After joining City Hall that next year, Martin tackled issues related to inefficiencies that would ultimately lead to better, more convenient services for city residents.

“The issues and problems are different today than they were in 2009,” he said. “I found there were a lot of inefficiencies we could go after: updating procedures, policies and the way we did business. The bulk of my time in the early days was improving our services. I instigated the use of credit cards for utility payments, which for this town was a big leap forward.

“Online utility billing was put into place. We outsourced utility bills to a company that prints the statements. We went to online business licensing through the State of Washington, which is pretty much the standard way we do business now.”

Martin recalled two challenging dilemmas — one was a project, the other an economic climate. Locally, regionally and nationally (subsequently globally), 2009 was the beginning of what’s now known as the Great Recession.

When he arrived at the city, the McCormick Woods annexation effort was underway. Combined with the Bethel annexation, the city’s population nearly tripled.

“We really didn’t know in those days where we were going to end up,” he recalled. “The estimates I inherited for expenses against McCormick Woods were impacted greatly by that. It was a huge challenge.

“When I got here, there was just a hair under 5,000 people in Port Orchard. It’s about 14,000 today. We had to quickly build the city’s staff infrastructure to carry a city that size. From my perspective, we’ve been pretty successful at being able to absorb and adapt to being a city the size it is today.”

The challenges of providing adequate services to a growing community continue today, he said. Like it or not, Port Orchard will grow significantly over the next two decades. Martin said it’s critical the city keep pace.

“Development and growth in this area are going to come — fast,” he said.

“The invitation doesn’t have to be too loud. If you don’t have the policy infrastructure in place to channel that in a direction that meets your needs as a community, those decisions are going to be made for the sake of expediency. Then it becomes a problem.

“We’ve worked hard in addressing that in all our decisions on the administrative side. Twenty years from now, they’re going to talk about the sleepy town Port Orchard once was. That’s hard to believe, but it’s going to happen.”

To assimilate that growth, Martin said his department and Nick Bond, the city’s community development director, and Mark Dorsey, public works director, have “worked really hard” with each of the three mayors who have served during his tenure as treasury head.
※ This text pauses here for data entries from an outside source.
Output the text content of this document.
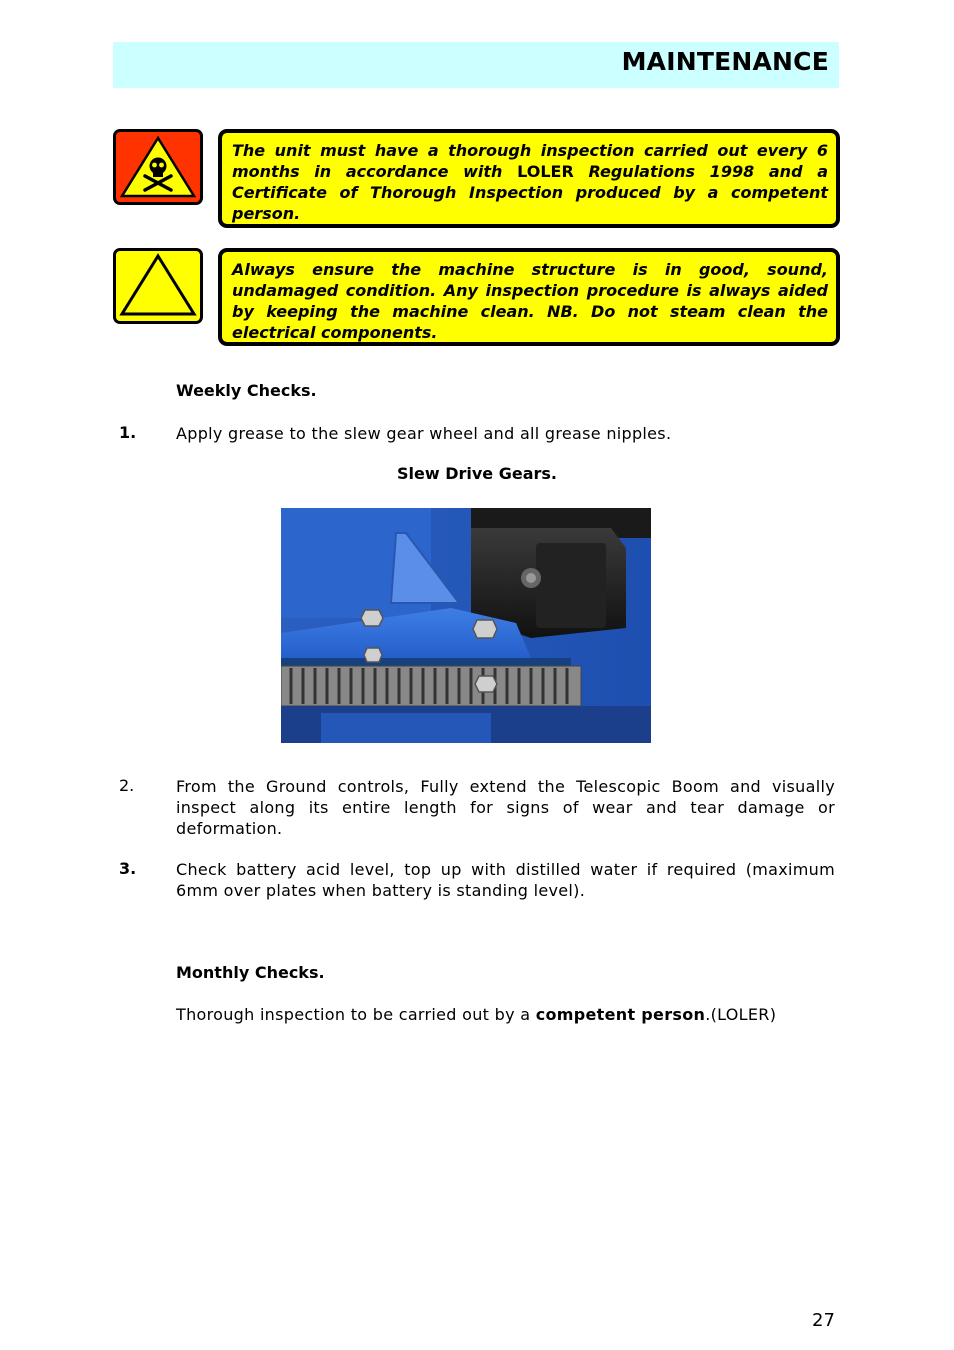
MAINTENANCE

The unit must have a thorough inspection carried out every 6 months in accordance with LOLER Regulations 1998 and a Certificate of Thorough Inspection produced by a competent person.

Always ensure the machine structure is in good, sound, undamaged condition. Any inspection procedure is always aided by keeping the machine clean. NB. Do not steam clean the electrical components.

Weekly Checks.
1. Apply grease to the slew gear wheel and all grease nipples.

Slew Drive Gears.
2.	From the Ground controls, Fully extend the Telescopic Boom and visually inspect along its entire length for signs of wear and tear damage or deformation.

3. Check battery acid level, top up with distilled water if required (maximum 6mm over plates when battery is standing level).

Monthly Checks.

Thorough inspection to be carried out by a competent person.(LOLER)

27
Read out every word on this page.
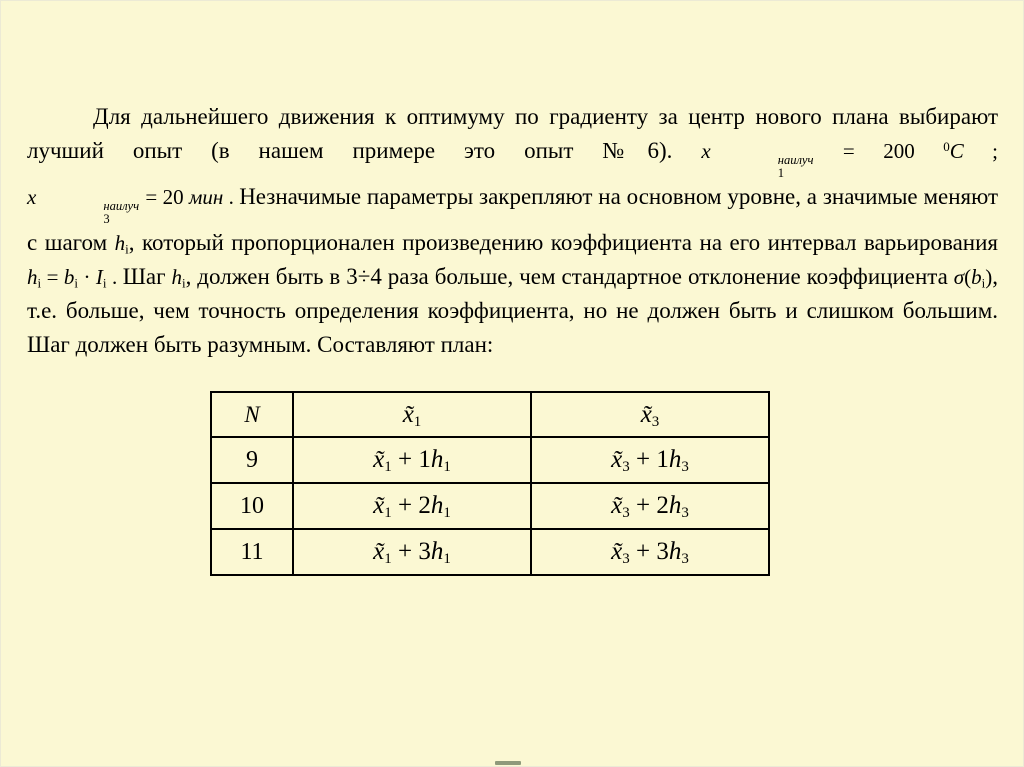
Для дальнейшего движения к оптимуму по градиенту за центр нового плана выбирают лучший опыт (в нашем примере это опыт №6). x	наилуч
1
= 200 $^0$C ; x	наилуч
3
= 20 мин . Незначимые параметры закрепляют на основном уровне, а значимые меняют с шагом $h_i$, который пропорционален произведению коэффициента на его интервал варьирования $h_i = b_i \cdot I_i$ . Шаг $h_i$, должен быть в 3÷4 раза больше, чем стандартное отклонение коэффициента $\sigma(b_i)$, т.е. больше, чем точность определения коэффициента, но не должен быть и слишком большим. Шаг должен быть разумным. Составляют план:

N	$x̃_1$	$x̃_3$
9	$x̃_1 + 1h_1$	$x̃_3 + 1h_3$
10	$x̃_1 + 2h_1$	$x̃_3 + 2h_3$
11	$x̃_1 + 3h_1$	$x̃_3 + 3h_3$
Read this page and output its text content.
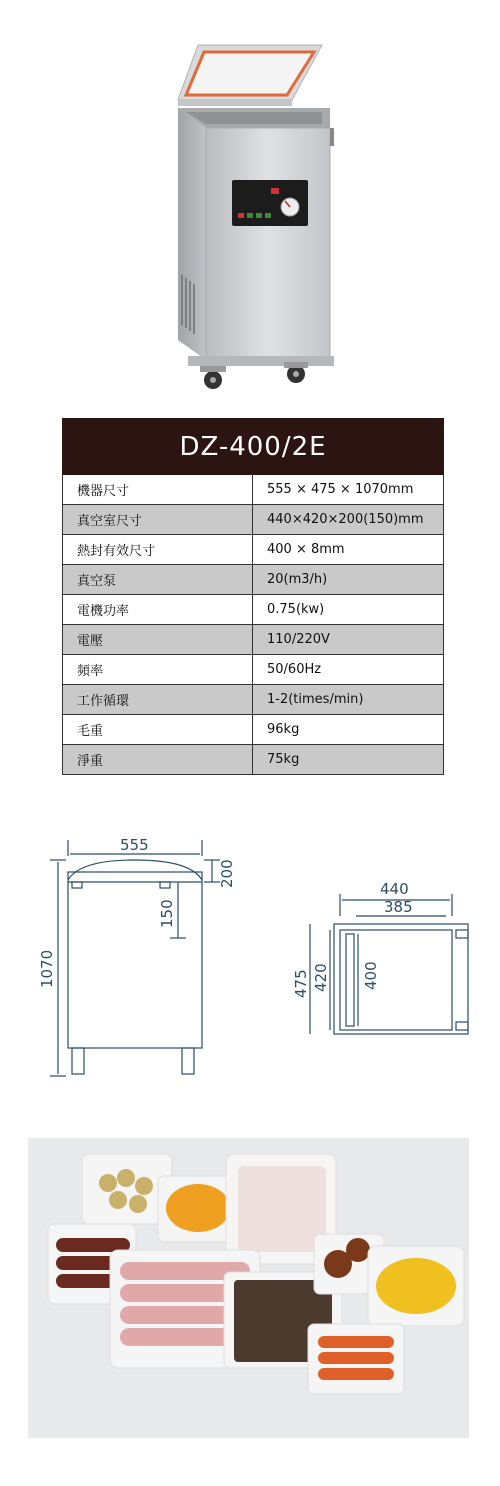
DZ-400/2E	
機器尺寸	555 × 475 × 1070mm
真空室尺寸	440×420×200(150)mm
熱封有效尺寸	400 × 8mm
真空泵	20(m3/h)
電機功率	0.75(kw)
電壓	110/220V
頻率	50/60Hz
工作循環	1-2(times/min)
毛重	96kg
淨重	75kg
555
200
150
1070
440
385
475 420 400
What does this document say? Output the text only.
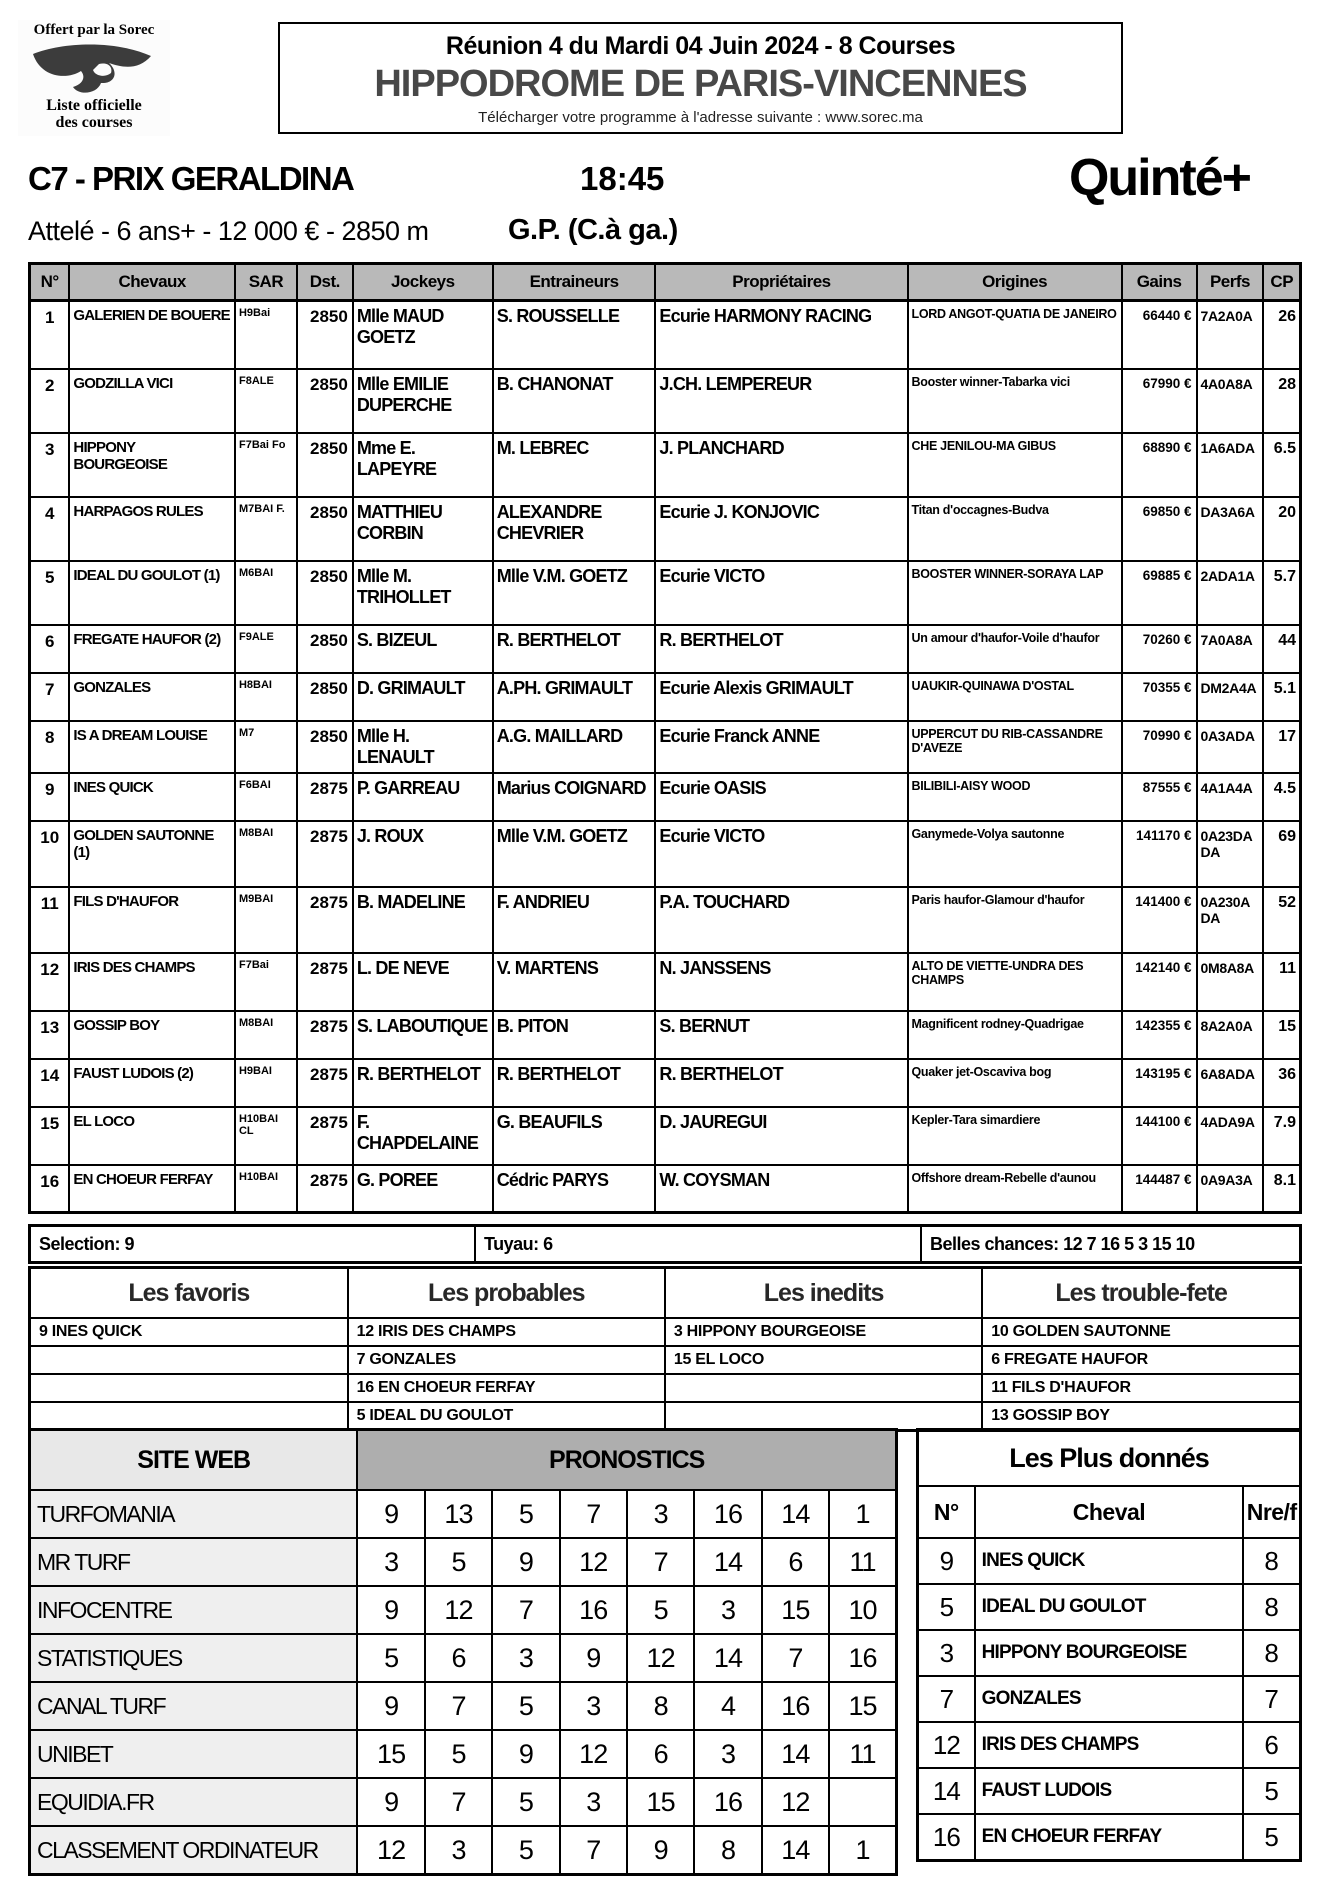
Offert par la Sorec
Liste officielle
des courses
Réunion 4 du Mardi 04 Juin 2024 - 8 Courses
HIPPODROME DE PARIS-VINCENNES
Télécharger votre programme à l'adresse suivante : www.sorec.ma
C7 - PRIX GERALDINA	18:45	Quinté+
Attelé - 6 ans+ - 12 000 € - 2850 m	G.P. (C.à ga.)
N°	Chevaux	SAR	Dst.	Jockeys	Entraineurs	Propriétaires	Origines	Gains	Perfs	CP
1	GALERIEN DE BOUERE	H9Bai	2850	Mlle MAUD GOETZ	S. ROUSSELLE	Ecurie HARMONY RACING	LORD ANGOT-QUATIA DE JANEIRO	66440 €	7A2A0A	26
2	GODZILLA VICI	F8ALE	2850	Mlle EMILIE DUPERCHE	B. CHANONAT	J.CH. LEMPEREUR	Booster winner-Tabarka vici	67990 €	4A0A8A	28
3	HIPPONY BOURGEOISE	F7Bai Fo	2850	Mme E. LAPEYRE	M. LEBREC	J. PLANCHARD	CHE JENILOU-MA GIBUS	68890 €	1A6ADA	6.5
4	HARPAGOS RULES	M7BAI F.	2850	MATTHIEU CORBIN	ALEXANDRE CHEVRIER	Ecurie J. KONJOVIC	Titan d'occagnes-Budva	69850 €	DA3A6A	20
5	IDEAL DU GOULOT (1)	M6BAI	2850	Mlle M. TRIHOLLET	Mlle V.M. GOETZ	Ecurie VICTO	BOOSTER WINNER-SORAYA LAP	69885 €	2ADA1A	5.7
6	FREGATE HAUFOR (2)	F9ALE	2850	S. BIZEUL	R. BERTHELOT	R. BERTHELOT	Un amour d'haufor-Voile d'haufor	70260 €	7A0A8A	44
7	GONZALES	H8BAI	2850	D. GRIMAULT	A.PH. GRIMAULT	Ecurie Alexis GRIMAULT	UAUKIR-QUINAWA D'OSTAL	70355 €	DM2A4A	5.1
8	IS A DREAM LOUISE	M7	2850	Mlle H. LENAULT	A.G. MAILLARD	Ecurie Franck ANNE	UPPERCUT DU RIB-CASSANDRE D'AVEZE	70990 €	0A3ADA	17
9	INES QUICK	F6BAI	2875	P. GARREAU	Marius COIGNARD	Ecurie OASIS	BILIBILI-AISY WOOD	87555 €	4A1A4A	4.5
10	GOLDEN SAUTONNE (1)	M8BAI	2875	J. ROUX	Mlle V.M. GOETZ	Ecurie VICTO	Ganymede-Volya sautonne	141170 €	0A23DA DA	69
11	FILS D'HAUFOR	M9BAI	2875	B. MADELINE	F. ANDRIEU	P.A. TOUCHARD	Paris haufor-Glamour d'haufor	141400 €	0A230A DA	52
12	IRIS DES CHAMPS	F7Bai	2875	L. DE NEVE	V. MARTENS	N. JANSSENS	ALTO DE VIETTE-UNDRA DES CHAMPS	142140 €	0M8A8A	11
13	GOSSIP BOY	M8BAI	2875	S. LABOUTIQUE	B. PITON	S. BERNUT	Magnificent rodney-Quadrigae	142355 €	8A2A0A	15
14	FAUST LUDOIS (2)	H9BAI	2875	R. BERTHELOT	R. BERTHELOT	R. BERTHELOT	Quaker jet-Oscaviva bog	143195 €	6A8ADA	36
15	EL LOCO	H10BAI CL	2875	F. CHAPDELAINE	G. BEAUFILS	D. JAUREGUI	Kepler-Tara simardiere	144100 €	4ADA9A	7.9
16	EN CHOEUR FERFAY	H10BAI	2875	G. POREE	Cédric PARYS	W. COYSMAN	Offshore dream-Rebelle d'aunou	144487 €	0A9A3A	8.1
Selection: 9	Tuyau: 6	Belles chances: 12 7 16 5 3 15 10
Les favoris	Les probables	Les inedits	Les trouble-fete
9 INES QUICK	12 IRIS DES CHAMPS	3 HIPPONY BOURGEOISE	10 GOLDEN SAUTONNE
	7 GONZALES	15 EL LOCO	6 FREGATE HAUFOR
	16 EN CHOEUR FERFAY		11 FILS D'HAUFOR
	5 IDEAL DU GOULOT		13 GOSSIP BOY
SITE WEB	PRONOSTICS							
TURFOMANIA	9	13	5	7	3	16	14	1
MR TURF	3	5	9	12	7	14	6	11
INFOCENTRE	9	12	7	16	5	3	15	10
STATISTIQUES	5	6	3	9	12	14	7	16
CANAL TURF	9	7	5	3	8	4	16	15
UNIBET	15	5	9	12	6	3	14	11
EQUIDIA.FR	9	7	5	3	15	16	12	
CLASSEMENT ORDINATEUR	12	3	5	7	9	8	14	1
Les Plus donnés		
N°	Cheval	Nre/f
9	INES QUICK	8
5	IDEAL DU GOULOT	8
3	HIPPONY BOURGEOISE	8
7	GONZALES	7
12	IRIS DES CHAMPS	6
14	FAUST LUDOIS	5
16	EN CHOEUR FERFAY	5
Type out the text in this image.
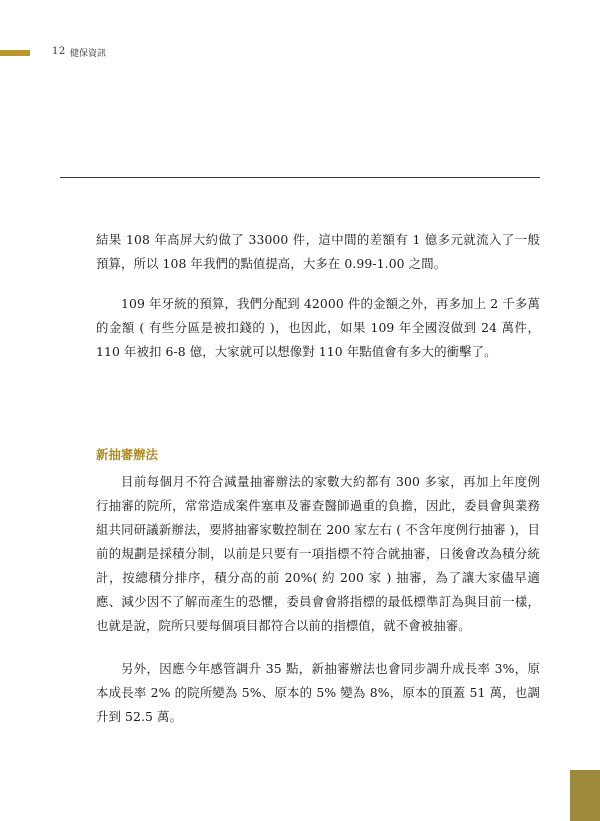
12 健保資訊

結果 108 年高屏大約做了 33000 件，這中間的差額有 1 億多元就流入了一般預算，所以 108 年我們的點值提高，大多在 0.99-1.00 之間。

109 年牙統的預算，我們分配到 42000 件的金額之外，再多加上 2 千多萬的金額 ( 有些分區是被扣錢的 )，也因此，如果 109 年全國沒做到 24 萬件，110 年被扣 6-8 億，大家就可以想像對 110 年點值會有多大的衝擊了。

新抽審辦法

目前每個月不符合減量抽審辦法的家數大約都有 300 多家，再加上年度例行抽審的院所，常常造成案件塞車及審查醫師過重的負擔，因此，委員會與業務組共同研議新辦法，要將抽審家數控制在 200 家左右 ( 不含年度例行抽審 )，目前的規劃是採積分制，以前是只要有一項指標不符合就抽審，日後會改為積分統計，按總積分排序，積分高的前 20%( 約 200 家 ) 抽審，為了讓大家儘早適應、減少因不了解而產生的恐懼，委員會會將指標的最低標準訂為與目前一樣，也就是說，院所只要每個項目都符合以前的指標值，就不會被抽審。

另外，因應今年感管調升 35 點，新抽審辦法也會同步調升成長率 3%，原本成長率 2% 的院所變為 5%、原本的 5% 變為 8%，原本的頂蓋 51 萬，也調升到 52.5 萬。
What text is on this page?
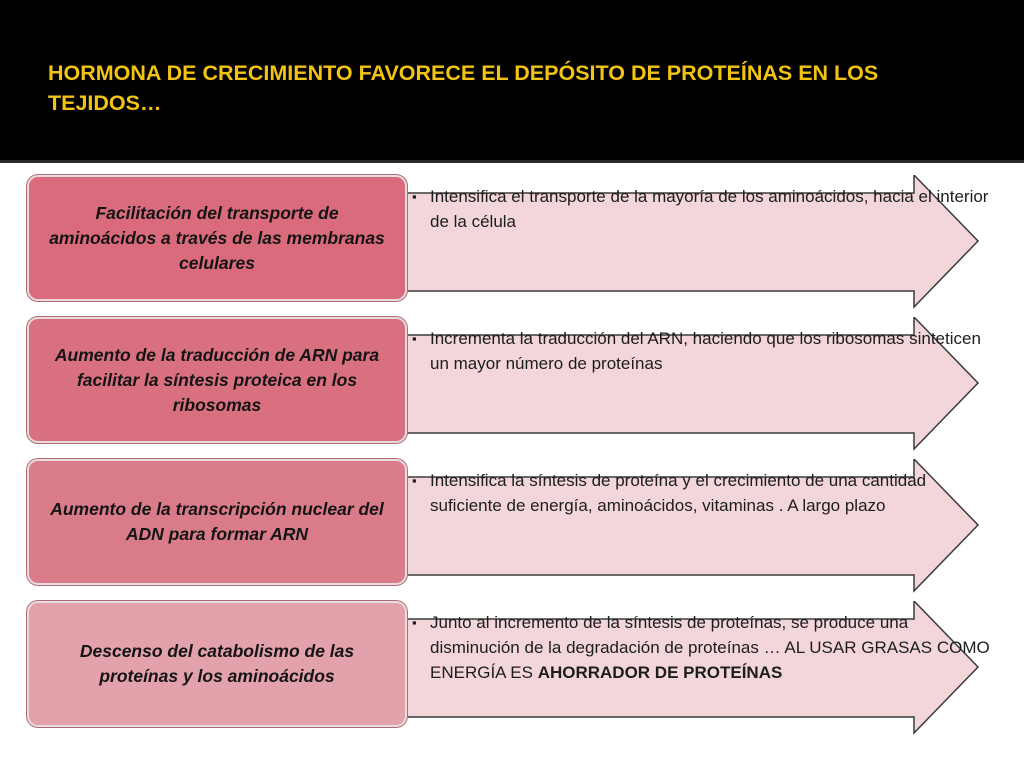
HORMONA DE CRECIMIENTO FAVORECE EL DEPÓSITO DE PROTEÍNAS EN LOS TEJIDOS…
▪ Intensifica el transporte de la mayoría de los aminoácidos, hacia el interior de la célula
Facilitación del transporte de aminoácidos a través de las membranas celulares
▪ Incrementa la traducción del ARN, haciendo que los ribosomas sinteticen un mayor número de proteínas
Aumento de la traducción de ARN para facilitar la síntesis proteica en los ribosomas
▪ Intensifica la síntesis de proteína y el crecimiento de una cantidad suficiente de energía, aminoácidos, vitaminas . A largo plazo
Aumento de la transcripción nuclear del ADN para formar ARN
▪ Junto al incremento de la síntesis de proteínas, se produce una disminución de la degradación de proteínas … AL USAR GRASAS COMO ENERGÍA ES AHORRADOR DE PROTEÍNAS
Descenso del catabolismo de las proteínas y los aminoácidos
Martin said his relationship with the mayors has been respectful and productive.

“All three mayors always heard me out and listened to me. They always treated me with a great deal of professionalism and respect. They all have had the best interests of Port Orchard in mind when we had our conversations.”

He also said the City Council today is in more of a policy role, which Martin noted is critical toward creating and managing good civic policy.

“It’s not so much council people saying, ‘Here’s what I think’ or ‘I’d like to see this done.’ Now, you’re seeing, ‘We should’ or ‘What we’re trying to do.’ It’s all part of that iteration I feel good about. The policy people should set the policy direction, listen to the public and ask their department heads to perform to that level. And the department heads have the obligation to say, ‘This is what I need to succeed.’

“I think when you get all that working together, you can make a lot of good things happen.”

When Noah Crocker of the City of Yelm replaces Martin at the end of September, the retiring city treasurer said he plans to stay busy — but at a somewhat slower pace.

He and his wife Sue have a boat at their home on Fox Island and a beach house at Seaside, Oregon. Martin said he’s looking forward to rebuilding a recently purchased boat: “I’ve always wanted to do that, and I bought one to do that.”

But family comes first, the affable public official said. He and his wife have three grown children — Anna, Travis and John, and four grandchildren, with one more on the way.